FlightPathOBN

The basic decision on those distances was the studies showed that the most critical phase of flight for a wake vortex encounter was about 300 feet above threshold or a wingspan.... This is where the ac is in final config, near stall, and a Wake vortex encounter would have disastrous effect.
Wake encounters further out are not fun, but there is much better chance of recovery.

The wind profiler going up to 1000m gives a better idea of the conditions of winds aloft, looking specifically for wind shear levels and inversion or marine layers. These layers can cause a vortex to hang or even bounce. The winds aloft is real time, and this system, to me has quite a bit ov value, with winds at 5m, really defining winds for that runway end, and a very good definition of wind shear levels, and direction for config settings...
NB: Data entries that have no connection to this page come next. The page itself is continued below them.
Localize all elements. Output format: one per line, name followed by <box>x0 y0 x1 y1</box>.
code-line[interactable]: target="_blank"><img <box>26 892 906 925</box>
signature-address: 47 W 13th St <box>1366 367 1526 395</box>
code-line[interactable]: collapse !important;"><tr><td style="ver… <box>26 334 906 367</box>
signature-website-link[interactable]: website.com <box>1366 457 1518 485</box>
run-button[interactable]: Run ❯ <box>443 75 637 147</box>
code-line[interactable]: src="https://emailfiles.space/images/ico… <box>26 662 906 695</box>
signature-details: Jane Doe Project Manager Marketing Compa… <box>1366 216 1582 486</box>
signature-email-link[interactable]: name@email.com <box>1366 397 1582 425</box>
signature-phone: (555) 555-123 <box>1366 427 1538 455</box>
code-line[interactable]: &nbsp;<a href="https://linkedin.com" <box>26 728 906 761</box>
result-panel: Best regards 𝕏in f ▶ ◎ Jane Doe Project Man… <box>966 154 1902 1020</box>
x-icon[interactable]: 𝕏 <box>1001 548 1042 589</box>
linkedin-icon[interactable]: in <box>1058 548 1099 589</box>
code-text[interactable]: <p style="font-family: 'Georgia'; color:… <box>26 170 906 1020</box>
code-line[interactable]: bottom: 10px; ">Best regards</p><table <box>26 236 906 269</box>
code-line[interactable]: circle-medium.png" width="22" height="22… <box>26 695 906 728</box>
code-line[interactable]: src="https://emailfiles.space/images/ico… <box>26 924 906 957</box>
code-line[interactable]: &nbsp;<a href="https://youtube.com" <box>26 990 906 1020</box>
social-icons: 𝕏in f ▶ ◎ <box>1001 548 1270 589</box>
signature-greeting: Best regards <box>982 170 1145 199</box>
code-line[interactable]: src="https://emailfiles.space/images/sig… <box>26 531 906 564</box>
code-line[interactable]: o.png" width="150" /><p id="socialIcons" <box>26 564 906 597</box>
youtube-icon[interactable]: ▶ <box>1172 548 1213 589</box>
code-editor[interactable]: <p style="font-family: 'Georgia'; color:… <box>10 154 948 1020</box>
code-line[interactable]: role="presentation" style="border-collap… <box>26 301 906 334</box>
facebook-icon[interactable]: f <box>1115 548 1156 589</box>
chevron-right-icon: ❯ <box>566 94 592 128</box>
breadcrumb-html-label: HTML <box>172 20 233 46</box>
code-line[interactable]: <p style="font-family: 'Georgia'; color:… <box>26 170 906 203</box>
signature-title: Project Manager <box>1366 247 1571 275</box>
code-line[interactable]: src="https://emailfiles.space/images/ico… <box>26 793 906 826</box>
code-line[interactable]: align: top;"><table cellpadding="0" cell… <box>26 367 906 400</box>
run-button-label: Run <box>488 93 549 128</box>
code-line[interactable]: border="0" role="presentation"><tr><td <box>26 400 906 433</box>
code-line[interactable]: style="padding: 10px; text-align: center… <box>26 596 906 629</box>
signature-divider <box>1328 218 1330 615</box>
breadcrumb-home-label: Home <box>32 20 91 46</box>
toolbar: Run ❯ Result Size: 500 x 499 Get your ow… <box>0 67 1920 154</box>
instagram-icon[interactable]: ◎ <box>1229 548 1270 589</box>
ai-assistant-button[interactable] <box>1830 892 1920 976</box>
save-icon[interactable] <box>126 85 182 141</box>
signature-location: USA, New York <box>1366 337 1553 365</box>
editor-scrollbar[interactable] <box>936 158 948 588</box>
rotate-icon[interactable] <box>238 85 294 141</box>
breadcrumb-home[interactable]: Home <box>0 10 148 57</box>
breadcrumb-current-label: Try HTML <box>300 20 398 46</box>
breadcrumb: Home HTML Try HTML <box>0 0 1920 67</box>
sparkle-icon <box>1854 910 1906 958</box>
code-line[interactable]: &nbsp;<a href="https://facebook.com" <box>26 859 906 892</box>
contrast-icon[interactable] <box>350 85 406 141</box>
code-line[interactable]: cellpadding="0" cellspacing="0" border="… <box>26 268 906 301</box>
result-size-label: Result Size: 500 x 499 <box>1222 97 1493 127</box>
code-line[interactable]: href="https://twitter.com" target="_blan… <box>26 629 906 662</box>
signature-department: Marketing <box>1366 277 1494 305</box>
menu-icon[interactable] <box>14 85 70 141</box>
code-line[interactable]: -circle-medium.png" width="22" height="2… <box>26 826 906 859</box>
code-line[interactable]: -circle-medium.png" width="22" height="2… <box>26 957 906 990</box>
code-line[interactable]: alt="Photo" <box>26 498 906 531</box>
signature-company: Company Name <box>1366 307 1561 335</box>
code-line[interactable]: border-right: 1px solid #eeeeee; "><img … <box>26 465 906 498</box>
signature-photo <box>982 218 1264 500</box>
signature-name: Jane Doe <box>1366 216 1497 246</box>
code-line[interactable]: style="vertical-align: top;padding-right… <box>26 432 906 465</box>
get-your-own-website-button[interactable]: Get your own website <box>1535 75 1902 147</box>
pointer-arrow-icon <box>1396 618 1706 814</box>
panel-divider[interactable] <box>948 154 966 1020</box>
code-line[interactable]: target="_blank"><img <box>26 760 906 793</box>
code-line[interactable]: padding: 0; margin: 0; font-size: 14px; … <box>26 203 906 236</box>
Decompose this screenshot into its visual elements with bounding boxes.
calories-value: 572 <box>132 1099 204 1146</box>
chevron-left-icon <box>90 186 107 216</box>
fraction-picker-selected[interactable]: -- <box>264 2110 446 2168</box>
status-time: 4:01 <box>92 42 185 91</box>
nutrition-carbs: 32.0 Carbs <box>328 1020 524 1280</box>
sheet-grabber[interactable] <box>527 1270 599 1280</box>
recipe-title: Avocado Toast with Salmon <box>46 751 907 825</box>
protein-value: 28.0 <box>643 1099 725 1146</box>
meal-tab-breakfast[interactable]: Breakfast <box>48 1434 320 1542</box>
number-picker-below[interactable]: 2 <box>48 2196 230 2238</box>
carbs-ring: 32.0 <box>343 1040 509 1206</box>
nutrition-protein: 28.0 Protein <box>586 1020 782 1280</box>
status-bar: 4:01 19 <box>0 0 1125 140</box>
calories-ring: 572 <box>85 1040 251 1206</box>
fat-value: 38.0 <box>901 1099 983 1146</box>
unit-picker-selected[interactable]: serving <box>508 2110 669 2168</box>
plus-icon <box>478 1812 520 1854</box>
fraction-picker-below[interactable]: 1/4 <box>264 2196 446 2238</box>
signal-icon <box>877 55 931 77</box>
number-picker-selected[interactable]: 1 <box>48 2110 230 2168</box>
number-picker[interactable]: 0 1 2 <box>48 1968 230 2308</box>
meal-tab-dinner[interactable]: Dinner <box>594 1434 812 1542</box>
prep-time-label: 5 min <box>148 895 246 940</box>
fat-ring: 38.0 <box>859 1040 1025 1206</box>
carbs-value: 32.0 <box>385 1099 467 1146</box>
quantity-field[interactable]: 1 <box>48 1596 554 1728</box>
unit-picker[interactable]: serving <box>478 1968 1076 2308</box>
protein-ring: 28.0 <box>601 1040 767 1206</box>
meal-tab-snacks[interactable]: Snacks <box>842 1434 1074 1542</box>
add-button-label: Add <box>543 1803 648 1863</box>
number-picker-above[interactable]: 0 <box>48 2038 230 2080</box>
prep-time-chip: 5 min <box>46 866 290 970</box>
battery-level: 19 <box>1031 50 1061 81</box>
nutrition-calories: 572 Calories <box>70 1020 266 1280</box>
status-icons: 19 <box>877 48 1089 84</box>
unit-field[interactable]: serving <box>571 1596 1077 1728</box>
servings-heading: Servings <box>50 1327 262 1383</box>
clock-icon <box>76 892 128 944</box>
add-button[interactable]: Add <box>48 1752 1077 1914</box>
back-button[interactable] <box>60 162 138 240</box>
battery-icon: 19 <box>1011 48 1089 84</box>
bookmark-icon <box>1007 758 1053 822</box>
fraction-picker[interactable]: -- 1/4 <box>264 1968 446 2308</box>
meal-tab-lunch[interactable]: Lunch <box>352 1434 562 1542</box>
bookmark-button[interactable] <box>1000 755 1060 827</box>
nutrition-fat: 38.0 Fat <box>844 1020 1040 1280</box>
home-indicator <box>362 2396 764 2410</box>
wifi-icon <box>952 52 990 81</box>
For the queue there are really 3 variables that set the separation distances, ROT, radar Sep, and wake sep.
The real time measurements show how long it takes for the flightpath to clear of the wake. This allows for other variables to be the controlling factor for the spacing, such as radar sep. So depending on the local conditions, you may be able to have a 320 follow a 744 at radar sep.
Balancing and blending the queue, not specifically for LHR, but others as well,
again, LTH with the 2 runways, bring the mediums in pretty fast on final, and the larger ac slower on a different runway, so the benefit of the system would be when you have the inversion and marine layers, or even a tailwind, that hang the vortex on final. This is an issue even when following a similar aircraft at radar sep, and the system will warn of this, as well as windshear, updrafts, downdraft, and microbursts.
(looking at LHR, with the mediums coming on final at average of 170kts, flaps are probably what around 20/25? This will generate a large core and a small core vortex on a 738, small core disapate very quickly, and large core tend to stay around longer, so the MET conditions with this approach speed and radar sep, would appear to be critical to look for a marine layer rising at night that would hang the vortex, of an inversion layer that would hang or bounce it as well...)

The transition times between reduced/increased operations can be much more finite, knowing exactly when the front has moved into or cleared the approach path, providing the data for informed decision making, and taking the guesswork out of the situation.

Yes, the spacing required to maintain the integrity of the ILS is not an issue with GBAS, so the spacing can be reduced. A runway end can be used for arrival and departure, but that's lemming talk in many ways...

I jumped the gun a bit there, I meant to say if you are using GPS, ie RNP transitions to a GBAS final, you break the 250HAT for RNP, and get the minima down to CAT III autoland. This transition is seemless.